Generate a Kaplan–Meier plot

Uses the Python matplotlib library.

Parameters:
  • df (DataFrame) – Data to generate plot for

  • time (str) – Column in df for the time to event (numeric or timedelta)

  • status (str) – Column in df for the status variable (True/False or 1/0)

  • by (str) – Column in df to stratify by (categorical)

  • ci (bool) – Whether to plot confidence intervals around the survival function

  • transform_x (callable) – Function to transform x axis by

  • transform_y (callable) – Function to transform y axis by

  • nan_policy (str) – How to handle nan values (see NaN handling)

Return type:

(Figure, Axes)

yli.logrank(df, time, status, by, nan_policy='warn')

Perform the log-rank test for equality of survival functions

Parameters:
  • df (DataFrame) – Data to perform the test on

  • time (str) – Column in df for the time to event (numeric or timedelta)

  • status (str) – Column in df for the status variable (True/False or 1/0)

  • by (str) – Column in df to stratify by (categorical)

  • nan_policy (str) – How to handle nan values (see NaN handling)

Return type:

yli.sig_tests.ChiSquaredResult

yli.turnbull(df, time_left, time_right, by=None, *, step_loc=0.5, transform_x=None, transform_y=None, nan_policy='warn')

Generate a Turnbull estimator plot, which extends the Kaplan–Meier estimator to interval-censored observations

The intervals are assumed to be half-open intervals, (left, right]. right == np.inf implies the event was right-censored. Unlike yli.kaplanmeier(), times must be given as numeric dtypes and not as pandas timedelta.

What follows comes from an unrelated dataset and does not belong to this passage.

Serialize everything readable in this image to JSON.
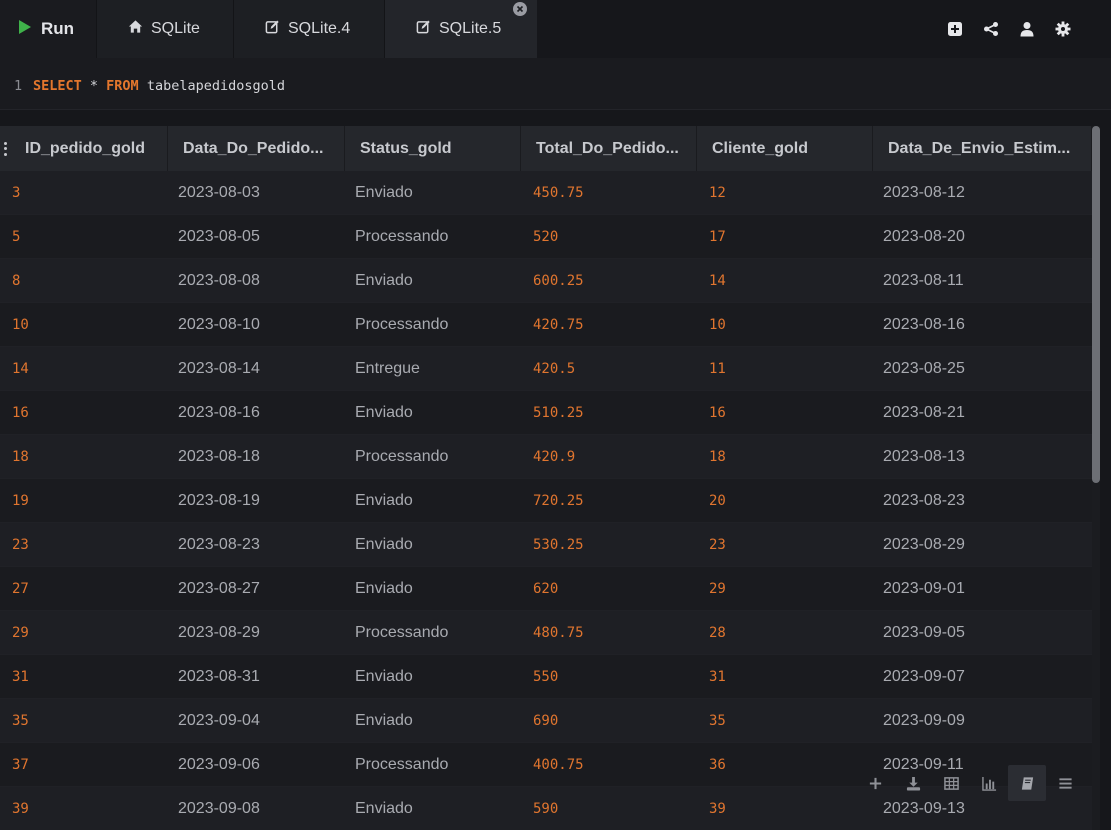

By default, the survival function is drawn as a step function at the midpoint of each Turnbull interval.

Uses the Python lifelines and matplotlib libraries.

Parameters:
  • df (DataFrame) – Data to generate plot for

  • time_left (str) – Column in df for the time to event, left interval endpoint (numeric)

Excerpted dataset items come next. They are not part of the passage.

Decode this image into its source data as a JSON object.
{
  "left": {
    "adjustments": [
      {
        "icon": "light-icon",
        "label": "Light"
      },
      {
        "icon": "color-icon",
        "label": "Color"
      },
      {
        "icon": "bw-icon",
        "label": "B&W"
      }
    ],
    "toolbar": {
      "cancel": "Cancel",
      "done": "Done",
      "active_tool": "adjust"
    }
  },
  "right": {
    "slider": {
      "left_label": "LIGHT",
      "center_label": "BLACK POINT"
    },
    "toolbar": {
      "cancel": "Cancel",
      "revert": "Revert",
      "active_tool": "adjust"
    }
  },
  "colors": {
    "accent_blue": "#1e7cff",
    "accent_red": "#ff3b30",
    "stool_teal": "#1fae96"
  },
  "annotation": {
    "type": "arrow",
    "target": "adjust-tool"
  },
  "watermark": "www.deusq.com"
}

  • time_right (str) – Column in df for the time to event, right interval endpoint (numeric)

  • by (str) – Column in df to stratify by (categorical)

  • step_loc (float) – Proportion along the length of each Turnbull interval to step down the survival function, e.g. 0 for left bound, 1 for right bound, 0.5 for interval midpoint (numeric)

  • transform_x (callable) – Function to transform x axis by

  • transform_y (callable) – Function to transform y axis by

  • nan_policy (str) – How to handle nan values (see NaN handling)

Return type:

(Figure, Axes)